Search engines will scan and index your page text and images, and index them as best they can. But you can also do things to make it easier for them, and to help them create an accurate picture. This will reflect in the image of your site that they project to their users.

  • If you want to rank well for any topic, create a separate page for it.
  • Provide appropriate schema tags (also known as semantic markup or rich snippets) on all your pages, ideally in JSON-LD format. These tags provide the main data elements of the page (such as product name, price and availability) in a structured format that is easier for search engines to read. Sellerdeck versions from v18.0.0 onwards include these tags as standard.
  • Make sure all your pages speak with one voice. The page content, the schema tags and the HTML tags must be consistent with one another and tell the same story. See ‘How do I ensure my page content is internally consistent?’

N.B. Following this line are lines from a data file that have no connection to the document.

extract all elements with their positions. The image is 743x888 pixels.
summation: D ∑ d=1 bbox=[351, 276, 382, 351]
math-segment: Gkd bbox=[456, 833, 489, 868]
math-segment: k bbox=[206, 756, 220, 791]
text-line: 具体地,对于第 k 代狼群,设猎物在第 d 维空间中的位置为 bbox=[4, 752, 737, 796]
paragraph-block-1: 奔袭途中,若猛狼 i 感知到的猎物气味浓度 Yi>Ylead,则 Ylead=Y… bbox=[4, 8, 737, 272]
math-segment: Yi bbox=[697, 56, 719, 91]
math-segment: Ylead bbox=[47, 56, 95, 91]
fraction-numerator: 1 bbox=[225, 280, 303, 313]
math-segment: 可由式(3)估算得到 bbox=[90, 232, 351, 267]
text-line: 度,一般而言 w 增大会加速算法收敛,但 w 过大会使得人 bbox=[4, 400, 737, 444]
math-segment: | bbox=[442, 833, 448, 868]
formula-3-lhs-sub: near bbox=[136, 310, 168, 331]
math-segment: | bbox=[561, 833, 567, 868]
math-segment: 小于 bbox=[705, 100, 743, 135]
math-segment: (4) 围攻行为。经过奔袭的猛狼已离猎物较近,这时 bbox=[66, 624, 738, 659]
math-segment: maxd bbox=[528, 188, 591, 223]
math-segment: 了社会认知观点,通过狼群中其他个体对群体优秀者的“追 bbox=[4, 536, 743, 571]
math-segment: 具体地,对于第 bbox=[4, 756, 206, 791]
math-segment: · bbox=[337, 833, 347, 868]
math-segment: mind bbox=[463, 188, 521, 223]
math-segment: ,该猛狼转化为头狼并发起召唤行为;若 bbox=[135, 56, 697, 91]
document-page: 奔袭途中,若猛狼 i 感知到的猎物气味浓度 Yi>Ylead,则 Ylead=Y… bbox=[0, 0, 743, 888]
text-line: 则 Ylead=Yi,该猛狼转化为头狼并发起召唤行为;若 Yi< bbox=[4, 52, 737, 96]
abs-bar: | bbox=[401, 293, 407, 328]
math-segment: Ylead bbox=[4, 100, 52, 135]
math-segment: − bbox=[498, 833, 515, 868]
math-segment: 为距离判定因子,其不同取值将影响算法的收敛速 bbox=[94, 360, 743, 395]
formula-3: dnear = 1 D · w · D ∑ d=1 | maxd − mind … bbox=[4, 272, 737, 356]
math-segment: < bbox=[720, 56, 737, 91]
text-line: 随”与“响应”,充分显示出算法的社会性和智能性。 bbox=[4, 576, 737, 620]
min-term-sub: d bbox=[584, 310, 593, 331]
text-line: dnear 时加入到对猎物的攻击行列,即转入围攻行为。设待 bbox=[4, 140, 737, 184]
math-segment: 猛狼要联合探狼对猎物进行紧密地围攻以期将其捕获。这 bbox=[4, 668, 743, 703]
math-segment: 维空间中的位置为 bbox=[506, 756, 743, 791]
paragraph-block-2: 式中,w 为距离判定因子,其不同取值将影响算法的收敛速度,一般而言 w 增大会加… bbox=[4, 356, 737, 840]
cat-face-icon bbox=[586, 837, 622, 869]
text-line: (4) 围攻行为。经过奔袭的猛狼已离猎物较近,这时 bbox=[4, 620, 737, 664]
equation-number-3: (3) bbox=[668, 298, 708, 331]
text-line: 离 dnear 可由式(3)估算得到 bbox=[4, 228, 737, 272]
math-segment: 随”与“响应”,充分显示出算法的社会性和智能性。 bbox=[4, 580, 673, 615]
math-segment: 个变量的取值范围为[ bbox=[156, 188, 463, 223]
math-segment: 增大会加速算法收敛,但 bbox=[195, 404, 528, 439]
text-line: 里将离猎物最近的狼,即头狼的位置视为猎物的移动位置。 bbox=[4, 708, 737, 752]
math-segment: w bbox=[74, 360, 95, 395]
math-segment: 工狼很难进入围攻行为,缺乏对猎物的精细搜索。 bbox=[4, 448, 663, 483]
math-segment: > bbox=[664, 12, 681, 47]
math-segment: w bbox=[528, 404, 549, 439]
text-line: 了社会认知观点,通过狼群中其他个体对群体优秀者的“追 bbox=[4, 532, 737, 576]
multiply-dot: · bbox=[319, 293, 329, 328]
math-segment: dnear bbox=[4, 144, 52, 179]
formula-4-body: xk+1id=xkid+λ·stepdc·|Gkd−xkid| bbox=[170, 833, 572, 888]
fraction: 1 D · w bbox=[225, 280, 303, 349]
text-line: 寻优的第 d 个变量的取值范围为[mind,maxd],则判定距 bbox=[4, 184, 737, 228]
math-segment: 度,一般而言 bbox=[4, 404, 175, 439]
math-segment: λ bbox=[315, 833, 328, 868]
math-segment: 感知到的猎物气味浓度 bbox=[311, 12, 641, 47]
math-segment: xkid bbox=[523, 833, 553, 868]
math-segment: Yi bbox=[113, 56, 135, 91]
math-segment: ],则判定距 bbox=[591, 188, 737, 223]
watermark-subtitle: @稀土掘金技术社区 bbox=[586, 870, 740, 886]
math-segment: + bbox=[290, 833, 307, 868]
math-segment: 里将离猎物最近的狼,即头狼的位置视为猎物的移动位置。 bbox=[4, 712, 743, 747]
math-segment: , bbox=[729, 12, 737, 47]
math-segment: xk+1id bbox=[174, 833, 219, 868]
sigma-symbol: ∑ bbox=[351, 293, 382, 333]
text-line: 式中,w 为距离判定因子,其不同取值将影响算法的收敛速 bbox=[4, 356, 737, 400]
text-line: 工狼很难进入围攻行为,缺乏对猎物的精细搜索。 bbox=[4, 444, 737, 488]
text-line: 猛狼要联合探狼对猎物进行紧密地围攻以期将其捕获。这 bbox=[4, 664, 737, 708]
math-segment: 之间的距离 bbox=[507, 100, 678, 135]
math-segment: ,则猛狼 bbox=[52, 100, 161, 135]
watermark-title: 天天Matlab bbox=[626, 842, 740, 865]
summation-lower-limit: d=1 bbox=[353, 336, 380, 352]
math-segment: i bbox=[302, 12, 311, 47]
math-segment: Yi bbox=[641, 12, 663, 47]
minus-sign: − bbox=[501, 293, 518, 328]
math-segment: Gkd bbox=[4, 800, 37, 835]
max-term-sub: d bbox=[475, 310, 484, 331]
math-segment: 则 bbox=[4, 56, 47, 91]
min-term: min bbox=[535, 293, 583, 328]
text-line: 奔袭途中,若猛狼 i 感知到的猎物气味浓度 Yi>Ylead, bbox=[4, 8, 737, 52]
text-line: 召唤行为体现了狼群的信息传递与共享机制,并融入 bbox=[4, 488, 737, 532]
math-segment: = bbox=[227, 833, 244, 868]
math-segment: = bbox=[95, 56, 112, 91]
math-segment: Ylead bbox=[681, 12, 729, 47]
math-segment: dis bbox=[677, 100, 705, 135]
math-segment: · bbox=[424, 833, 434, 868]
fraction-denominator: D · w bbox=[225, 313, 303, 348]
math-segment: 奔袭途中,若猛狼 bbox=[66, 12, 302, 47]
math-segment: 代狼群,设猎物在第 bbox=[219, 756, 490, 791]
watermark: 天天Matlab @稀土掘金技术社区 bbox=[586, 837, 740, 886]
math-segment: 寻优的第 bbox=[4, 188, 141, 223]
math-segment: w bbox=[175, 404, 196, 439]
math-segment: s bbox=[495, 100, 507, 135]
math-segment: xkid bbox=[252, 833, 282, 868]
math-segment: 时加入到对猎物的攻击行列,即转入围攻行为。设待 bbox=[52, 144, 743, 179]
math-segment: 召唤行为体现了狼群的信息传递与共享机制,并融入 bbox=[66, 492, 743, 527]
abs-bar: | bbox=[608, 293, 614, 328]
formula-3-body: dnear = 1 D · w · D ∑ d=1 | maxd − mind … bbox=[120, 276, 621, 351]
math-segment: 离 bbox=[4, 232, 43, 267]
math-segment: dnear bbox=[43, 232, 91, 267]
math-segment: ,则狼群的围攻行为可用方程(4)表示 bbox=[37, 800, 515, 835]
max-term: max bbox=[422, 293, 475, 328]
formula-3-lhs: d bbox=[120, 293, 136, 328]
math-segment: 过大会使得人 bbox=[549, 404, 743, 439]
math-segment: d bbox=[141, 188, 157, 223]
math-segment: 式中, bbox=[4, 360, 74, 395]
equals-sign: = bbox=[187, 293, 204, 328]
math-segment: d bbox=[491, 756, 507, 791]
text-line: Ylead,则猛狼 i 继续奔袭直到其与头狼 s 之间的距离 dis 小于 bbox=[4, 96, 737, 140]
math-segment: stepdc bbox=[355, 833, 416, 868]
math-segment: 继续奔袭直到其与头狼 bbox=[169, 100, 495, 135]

How do I create a search engine-friendly page for each product?

Having a single page devoted to one product gives you the best chance to achieve good rankings for that product.

Sellerdeck Desktop will automatically generate a single page for a product and manage the links to that page, provided ‘Generate A Separate Page Just For This Product’ is ticked in the ‘Product Page’ tab of the Product Details. (This is the default setting for new products unless ‘‘Generate A Separate Page For Each Product’ is unticked in Business Settings > Options.)

For a better user experience without damaging your SEO, Sellerdeck Swift displays the product details in a more compact, user-friendly tabbed format – whilst still enabling the whole page content to be indexed by search engines. To upgrade your site to Sellerdeck Swift you need the Sellerdeck Swift Extension, which is free for Cover and Sellerdeck 365 subscribers.

How can product reviews and ratings improve my SEO?

Product ratings from an approved Google partner, such as Feefo, can appear in search results for your pages. Such ratings have been shown to improve clickthrough rates to the pages that display them.

Positive reviews will also improve your actual page rank in local search.

How do I ensure my page content is internally consistent?

Search engines examine many different elements within your web pages, and use them to determine what searches the page would be relevant to.

If they get mixed or contradictory messages from different elements, that will affect your page quality score. It could result in the page not being included in the results for relevant searches; or appearing lower in the results than it would otherwise merit.

  1. When you add a new page, make sure the page name succinctly and accurately represents the intended content.
  2. The Page Title, Page Name and Main heading (enclosed by H1 tags) have a significant impact on the rankings for the page. Ideally, they should all be the same – or very similar and consistent – and not too long.
    For all of those elements, Sellerdeck Desktop uses the product name, section name or brochure page name by default – depending on the page type. If you change any of them manually, make sure you keep them consistent with each other.
  3. The same elements are used internally in navigation links to your pages (menus, product lists etc). These are maintained automatically by the software, ensuring that consistency is maintained.
  4. Use subheading tags (H2 & H3) for page subheadings, to help search engines identify the main sub-topics within the page. Sellerdeck themes use these tags out of the box for fragment headings, and for product names in product listings (ie subsection pages). Also in the terms and conditions and other relevant places.
  5. Do not repurpose a page for different content. Delete the old page and create a new one.
  6. Never change the Page Name once it has been uploaded. If you do, you will lose all your rankings for the page.